This would mean any stages we run these two parameter sets through would compute and cache two
sets of outputs. However, we may want to change the number of gpus we use (when moving between
machines), and we want it to use the same cached values because we wouldn't expect the results
to change.

Curifactory will look for a special ``hash_representations`` dictionary on any ``ExperimentParameters``
class or composed dataclass on an ``ExperimentParameters`` subclass instance, which can optionally
contain string keys of one or more of the attributes on the parameter class and an associated function
that is passed the entire parameter set instance as well as the value of that specific parameter. By
setting that function to ``None``, we can tell Curifactory to ignore that parameter as part of the hash.

Since setting default dictionaries on dataclasses requires an annoying amount of syntax, Curifactory
provides a ``set_hash_functions`` function to initialize it correctly.

If we want to ignore ``num_gpus``, it might look like this:

.. code-block:: python

    @dataclass
    class Params(cf.ExperimentParameters):
        model_size: int = 9000
        num_gpus: int = 1

        hash_representations: dict = cf.set_hash_functions(num_gpus=None)

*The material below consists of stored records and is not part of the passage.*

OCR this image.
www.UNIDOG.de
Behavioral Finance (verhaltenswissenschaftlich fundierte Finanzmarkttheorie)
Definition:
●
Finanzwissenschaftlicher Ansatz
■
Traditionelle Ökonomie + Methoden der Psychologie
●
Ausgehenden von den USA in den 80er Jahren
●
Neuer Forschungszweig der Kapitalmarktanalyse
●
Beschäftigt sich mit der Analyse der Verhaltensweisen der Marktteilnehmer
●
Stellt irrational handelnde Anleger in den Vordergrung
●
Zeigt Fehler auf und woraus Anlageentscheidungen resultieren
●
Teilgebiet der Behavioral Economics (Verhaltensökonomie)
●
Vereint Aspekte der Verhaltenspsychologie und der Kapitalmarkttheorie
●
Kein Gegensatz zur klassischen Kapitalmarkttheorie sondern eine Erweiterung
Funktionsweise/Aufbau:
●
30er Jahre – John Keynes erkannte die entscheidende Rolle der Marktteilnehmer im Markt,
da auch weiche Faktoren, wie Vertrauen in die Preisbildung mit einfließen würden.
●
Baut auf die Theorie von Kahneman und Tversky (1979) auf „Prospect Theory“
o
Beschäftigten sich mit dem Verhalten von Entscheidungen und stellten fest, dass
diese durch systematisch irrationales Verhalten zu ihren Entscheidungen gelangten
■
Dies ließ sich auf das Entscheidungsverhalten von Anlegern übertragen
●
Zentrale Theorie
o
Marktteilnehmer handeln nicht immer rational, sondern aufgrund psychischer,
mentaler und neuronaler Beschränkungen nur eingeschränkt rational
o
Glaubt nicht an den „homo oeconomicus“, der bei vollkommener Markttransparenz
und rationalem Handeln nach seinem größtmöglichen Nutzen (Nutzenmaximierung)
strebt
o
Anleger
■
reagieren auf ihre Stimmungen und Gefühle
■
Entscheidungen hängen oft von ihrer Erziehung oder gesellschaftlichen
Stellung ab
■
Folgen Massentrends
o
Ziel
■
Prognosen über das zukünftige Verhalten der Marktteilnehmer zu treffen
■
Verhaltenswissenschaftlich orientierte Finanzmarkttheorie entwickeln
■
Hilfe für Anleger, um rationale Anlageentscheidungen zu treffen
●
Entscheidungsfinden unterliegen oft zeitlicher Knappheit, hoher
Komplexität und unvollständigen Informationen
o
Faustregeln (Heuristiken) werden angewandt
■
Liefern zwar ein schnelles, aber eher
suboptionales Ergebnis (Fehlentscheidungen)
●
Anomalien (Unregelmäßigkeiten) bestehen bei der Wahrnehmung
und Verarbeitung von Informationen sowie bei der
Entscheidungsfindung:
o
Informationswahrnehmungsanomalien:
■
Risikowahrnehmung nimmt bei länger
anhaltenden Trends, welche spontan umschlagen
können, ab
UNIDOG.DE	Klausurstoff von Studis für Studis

If we now run the same code as above:

.. code-block:: python

    p1 = Params(name="one_gpu", num_gpus=1)
    p2 = Params(name="two_gpus", num_gpus=2)

    p1.params_hash()
    #> 'b50ba553739feea66c8aab97787c22e0'
    p2.params_hash()
    #> 'b50ba553739feea66c8aab97787c22e0'


If we specify an actual function, that function takes both the whole parameter set
as well as the specified parameter, meaning we can condition the hash representation
for a specific parameter based on the others. (This is primarily useful if a parameter
is a complex object and the ``repr`` doesn't include some of the parameters it was
initialized with.)

As a simplistic and somewhat silly example, we can condition our model_size hash
representation on num_gpus:

.. code-block:: python

    @dataclass
    class Params(cf.ExperimentParameters):
        model_size: int = 9000
        num_gpus: int = 1

        hash_representations: dict = cf.set_hash_functions(
            num_gpus=None,
            model_size=lambda self, obj: str(obj/self.num_gpus)
        )

.. code-block:: python

    p1 = Params(name="one_gpu", model_size=4500, num_gpus=1)
    p2 = Params(name="two_gpus", model_size=9000, num_gpus=2)
    p3 = Params(name="big_one_gpu", model_size=9000, num_gpus=1)

    p1.params_hash()
    #> 'a04bd13c314c694d8f1cff76cc34d2b'
    p2.params_hash()
    #> 'a04bd13c314c694d8f1cff76cc34d2b'
    p3.params_hash()
    #> 'ff1275fb121412c666259c7baefbf4e9'

Subparameter classes
--------------------

It is possible to have parameter dataclasses composed of other dataclasses, which can
help keep parameters organized and syntactically convenient:

.. code-block:: python

    @dataclass
    class DataParams:
        path: str = ""

    @dataclass
    class Params(cf.ExperimentParameters):
        a: int = 6
        data: DataParams = DataParams()

    my_params = Params()
    my_params.data.path

Note that in python 3.11, the mutability requirements for dataclass fields were tightened,
and the above code may not work (since a dataclass is mutable by default.) There are two
ways around this, the first is easier but not recommended, placing a ``unsafe_hash=True``
in the sub dataclass:

.. code-block:: python

    @dataclass(unsafe_hash=True)
    class DataParams:
        path: str = ""

The more correct way is to use dataclasses' ``default_factory``:

.. code-block:: python

    from dataclasses import dataclass, field

    @dataclass
    class DataParams:
        path: str = ""

    @dataclass
    class Params(cf.ExperimentParameters):
        a: int = 6
        data: DataParams = field(default_factory=lambda: DataParams())